6-8:30 p.m. – Mount St. Helens virtual story hour. Washington State Parks hosts a live event with a special 40th Eruption Anniversary program.

6:30 p.m. – Northwest scientists present a review of Cascadia tectonics, volcanoes, hazards, and a summary of how the science and monitoring has evolved. The event will be live on YouTube and Facebook.

“May is Volcano Awareness Month, a time we want you to not just look at Mount St. Helens, but remember we have four other active volcanoes in our state – Mount Rainer, Mount Adams, Mount Baker and Glacier Peak,” says Brian Terbush, volcano program preparedness coordinator for the Washington Emergency Management Division.

Hundreds of thousands visit the mountain every year, but right now people aren’t being allowed as close as they would like.

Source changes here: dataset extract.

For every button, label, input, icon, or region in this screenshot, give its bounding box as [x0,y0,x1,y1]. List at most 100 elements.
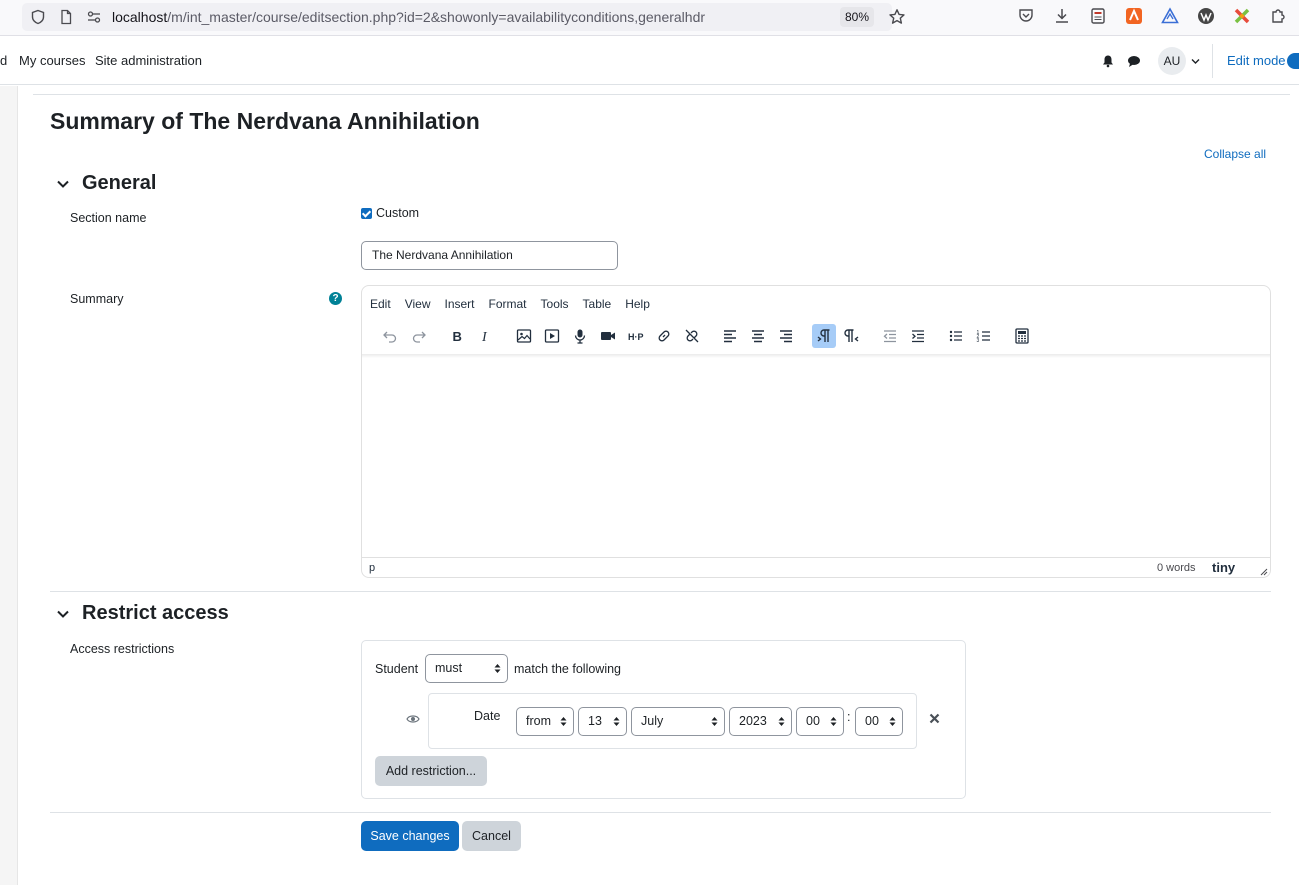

Recreation sites and visitor centers are closed due to the coronavirus. Also closed, is Spirit Lake Memorial Highway.

“As warmer weather returns to the Pacific Northwest, we know lots of travelers look forward to venturing up the mountain, especially because this year marks 40 years since the Mount St. Helens eruption,” said WSDOT Maintenance Supervisor Aaron Yanez. “With the recreational areas along the upper reaches of the highway temporarily closed, we made the decision to keep the highway closed.”